È partita da JOB&Orienta la “call to action” alle imprese per rafforzare l’alternanza scuola-lavoro, strumento di raccordo tra scuola e impresa sancito come percorso obbligatorio dalla legge della “Buona scuola”.
Dopo i numerosi protocolli di comune impegno già sottoscritti dal MIUR con organizzazioni e singole grandi aziende, la sfida italiana si sposta ora sul coinvolgimento anche delle medie, e soprattutto delle piccole aziende, che costituiscono oltre il 90% del nostro tessuto produttivo. È stato questo il tema al centro del convegno di oggi intitolato “Buone scuole e fabbriche belle. L’alternanza scuola lavoro: piccole imprese e grandi firme”, al Salone nazionale dell’orientamento, la scuola, la formazione e il lavoro.
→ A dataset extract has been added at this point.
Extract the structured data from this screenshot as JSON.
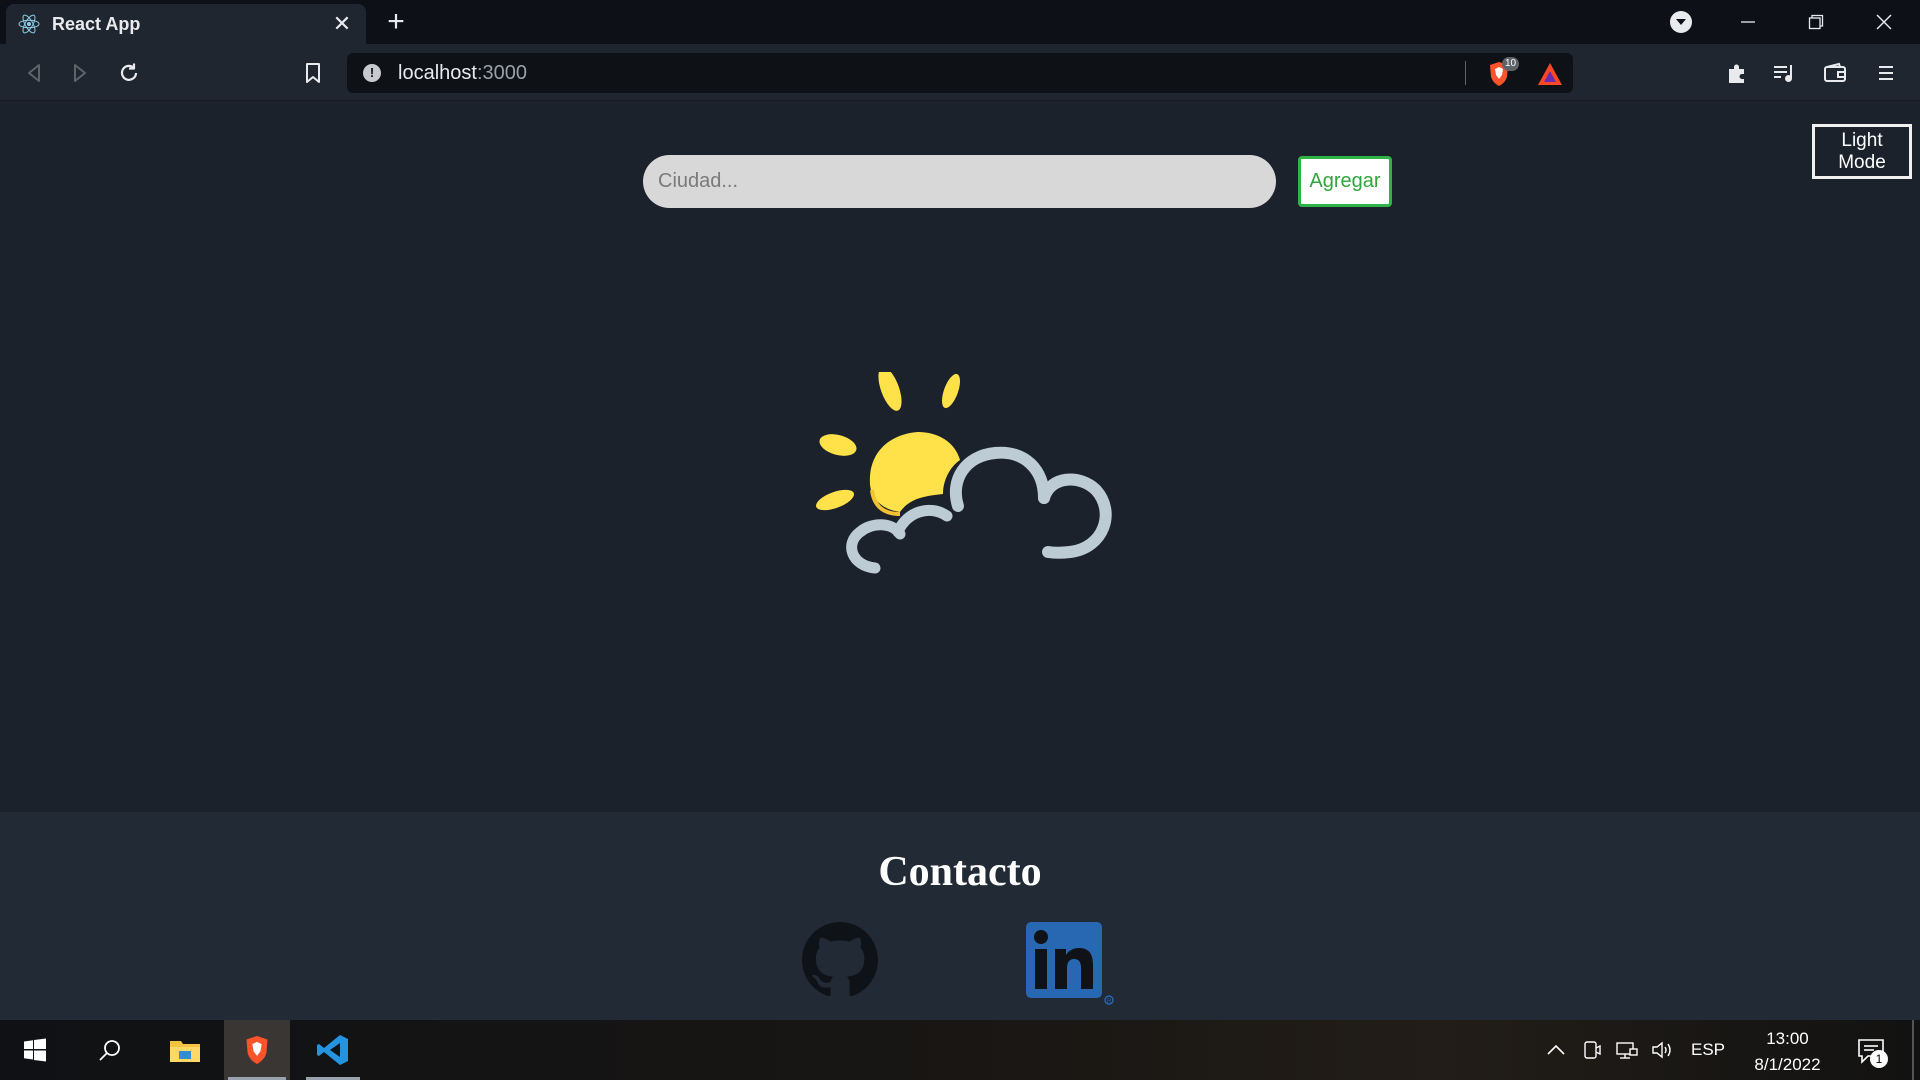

Un appello che nasce anche alla luce dei dati: massima la propensione nelle imprese con oltre 500 dipendenti (31,3% nel 2015), che però si riduce progressivamente al calare della dimensione aziendale, arrivando al 7% in quelle fino a 9 dipendenti. A dirlo sono i più recenti dati Unioncamere – Ministero del Lavoro e delle Politiche Sociali, Sistema informativo Excelsior, 2016, elaborati appositamente per JOB&Orienta.
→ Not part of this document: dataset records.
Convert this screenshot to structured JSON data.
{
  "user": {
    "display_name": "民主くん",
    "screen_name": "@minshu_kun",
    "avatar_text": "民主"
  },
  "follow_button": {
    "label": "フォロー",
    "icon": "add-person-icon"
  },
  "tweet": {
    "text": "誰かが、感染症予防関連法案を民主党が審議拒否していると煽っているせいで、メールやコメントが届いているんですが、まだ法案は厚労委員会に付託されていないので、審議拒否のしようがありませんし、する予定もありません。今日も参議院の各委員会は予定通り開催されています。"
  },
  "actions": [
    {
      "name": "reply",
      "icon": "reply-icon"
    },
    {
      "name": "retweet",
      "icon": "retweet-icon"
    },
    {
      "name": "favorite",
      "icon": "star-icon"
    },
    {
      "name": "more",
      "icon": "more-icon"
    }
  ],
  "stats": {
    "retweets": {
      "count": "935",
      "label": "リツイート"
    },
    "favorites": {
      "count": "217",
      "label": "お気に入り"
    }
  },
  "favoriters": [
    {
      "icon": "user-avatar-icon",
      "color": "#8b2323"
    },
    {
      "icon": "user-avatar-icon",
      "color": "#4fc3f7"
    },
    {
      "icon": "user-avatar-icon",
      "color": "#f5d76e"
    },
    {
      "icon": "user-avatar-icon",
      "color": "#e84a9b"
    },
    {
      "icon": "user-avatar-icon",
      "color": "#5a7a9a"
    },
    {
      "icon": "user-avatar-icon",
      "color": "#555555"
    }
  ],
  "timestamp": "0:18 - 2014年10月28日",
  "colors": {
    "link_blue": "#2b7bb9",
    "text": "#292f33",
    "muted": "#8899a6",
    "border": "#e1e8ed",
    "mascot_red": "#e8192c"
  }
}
È comunque destinato a crescere complessivamente l’impegno delle imprese dell’industria e dei servizi a ospitare gli studenti in alternanza scuola lavoro: se nel 2015 hanno sfiorato il 9% (in valori assoluti, le imprese ospitanti sono state più di 128mila), nel 2016 aumenteranno di un punto percentuale arrivando ad essere 1 su 10. Quasi 166mila i giovani ospitati lo scorso anno, ai quali è stato proposto prevalentemente un tirocinio di una-tre settimane, due volte su tre nei nove mesi di scuola. In aumento anche il numero dei percorsi che saranno resi disponibili quest’anno: 4 imprese su 10, infatti, hanno intenzione di offrire maggiori opportunità rispetto allo scorso anno.
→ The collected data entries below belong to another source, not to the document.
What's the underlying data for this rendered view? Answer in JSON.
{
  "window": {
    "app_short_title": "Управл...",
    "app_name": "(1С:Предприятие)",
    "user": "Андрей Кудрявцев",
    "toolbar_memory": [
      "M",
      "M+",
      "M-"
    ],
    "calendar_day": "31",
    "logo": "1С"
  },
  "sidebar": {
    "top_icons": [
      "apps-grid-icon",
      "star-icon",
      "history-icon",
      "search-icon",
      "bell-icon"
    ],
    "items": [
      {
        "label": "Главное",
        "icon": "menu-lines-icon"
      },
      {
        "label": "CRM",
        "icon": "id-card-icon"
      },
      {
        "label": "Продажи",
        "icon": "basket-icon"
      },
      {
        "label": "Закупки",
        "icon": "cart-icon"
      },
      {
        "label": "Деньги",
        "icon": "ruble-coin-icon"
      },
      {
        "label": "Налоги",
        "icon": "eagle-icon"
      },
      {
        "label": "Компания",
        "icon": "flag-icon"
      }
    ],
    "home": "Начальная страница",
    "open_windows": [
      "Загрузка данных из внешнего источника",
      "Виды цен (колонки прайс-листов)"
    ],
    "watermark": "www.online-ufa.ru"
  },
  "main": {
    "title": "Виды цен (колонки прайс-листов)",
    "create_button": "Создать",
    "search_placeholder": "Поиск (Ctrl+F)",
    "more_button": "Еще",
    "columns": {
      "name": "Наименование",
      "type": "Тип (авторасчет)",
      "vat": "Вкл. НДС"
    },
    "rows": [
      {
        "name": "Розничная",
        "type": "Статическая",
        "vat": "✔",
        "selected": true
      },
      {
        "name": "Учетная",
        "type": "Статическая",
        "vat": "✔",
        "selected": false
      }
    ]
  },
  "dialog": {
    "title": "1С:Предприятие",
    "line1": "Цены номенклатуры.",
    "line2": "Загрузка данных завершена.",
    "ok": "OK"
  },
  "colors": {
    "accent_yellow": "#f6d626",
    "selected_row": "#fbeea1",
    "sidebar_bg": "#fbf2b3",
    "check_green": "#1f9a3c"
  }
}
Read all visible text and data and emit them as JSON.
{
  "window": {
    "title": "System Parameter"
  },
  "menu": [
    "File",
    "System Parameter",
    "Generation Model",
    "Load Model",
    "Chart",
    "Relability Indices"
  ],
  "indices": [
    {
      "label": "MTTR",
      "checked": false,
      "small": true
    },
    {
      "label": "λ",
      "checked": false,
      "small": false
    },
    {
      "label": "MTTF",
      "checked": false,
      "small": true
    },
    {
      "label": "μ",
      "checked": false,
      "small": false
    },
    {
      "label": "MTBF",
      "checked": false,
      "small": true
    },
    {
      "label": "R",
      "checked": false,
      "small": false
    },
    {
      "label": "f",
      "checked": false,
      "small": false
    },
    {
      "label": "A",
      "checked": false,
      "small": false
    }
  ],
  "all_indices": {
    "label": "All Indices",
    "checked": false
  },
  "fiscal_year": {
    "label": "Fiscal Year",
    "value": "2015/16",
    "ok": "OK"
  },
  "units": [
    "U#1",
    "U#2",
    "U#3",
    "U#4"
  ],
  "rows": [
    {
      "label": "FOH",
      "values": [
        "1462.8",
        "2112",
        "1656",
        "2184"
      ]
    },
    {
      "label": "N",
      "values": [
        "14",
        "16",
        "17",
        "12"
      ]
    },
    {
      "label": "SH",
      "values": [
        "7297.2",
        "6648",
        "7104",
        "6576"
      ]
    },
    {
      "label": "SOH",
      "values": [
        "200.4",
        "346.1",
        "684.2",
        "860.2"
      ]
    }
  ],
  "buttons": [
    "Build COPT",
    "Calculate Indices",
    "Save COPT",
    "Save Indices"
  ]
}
Trentino Alto Adige, Friuli Venezia Giulia e Veneto sono le regioni in vetta alla classifica per numero di imprese pronte ad accogliere giovani in alternanza, seguite da Marche, Emilia Romagna e Piemonte.

Un modello, quello dell’alternanza, che funziona e porta frutto, sia sul fronte dei ragazzi, per il rafforzamento delle loro competenze “on the job” e la socializzazione al lavoro, sia sul fronte delle imprese come strumento possibile di selezione: sempre più aziende oggi si rivelano più inclini a basare la propria scelta sull’esperienza più che su un curriculum o un colloquio.

A parlare del valore dell’alternanza non solo i dati ma anche le esperienze eccellenti, come quelle raccontate a JOB&Orienta dai diretti protagonisti, i giovani studenti. Grandi protagonisti dell’alternanza non solo le scuole e i ragazzi ma anche le imprese, veri e propri “ambasciatori dell’alternanza”: tra i “big” presenti a JOB&Orienta Eni, Bosch, Loccioni, Dallara,- che fanno parte delle sedici realtà selezionate dal MIUR come “campioni dell’alternanza” – e ancora, Illy, Agsm Energia, Bawer Spa, La Rosa Energy, Maxfone Italia, Scuotto impianti elettrici e tecnologici, hanno raccontato e testimoniato il loro impegno a fianco del mondo della scuola.

E arriva, siglato anche questo a JOB&Orienta, il primo protocollo che finanzia con un voucher le piccole e micro imprese per la formazione di tutor aziendali in ambito di alternanza e apprendistato. A firmarlo, Luigi Bobba, sottosegretario Ministero del Lavoro e delle Politiche Sociali, e il presidente di Fonarcom Andrea Cafà. Il voucher finanzia la formazione dei tutor che accompagnano i ragazzi nell’attuazione del progetto “Scholarsjob” per l’orientamento al lavoro. Finanziare con un voucher la formazione di tutor aziendali che seguano i ragazzi può portare a un doppio risultato per l’impresa: formare un proprio lavoratore e selezionare un ragazzo che potrebbe rivelarsi un investimento interessante.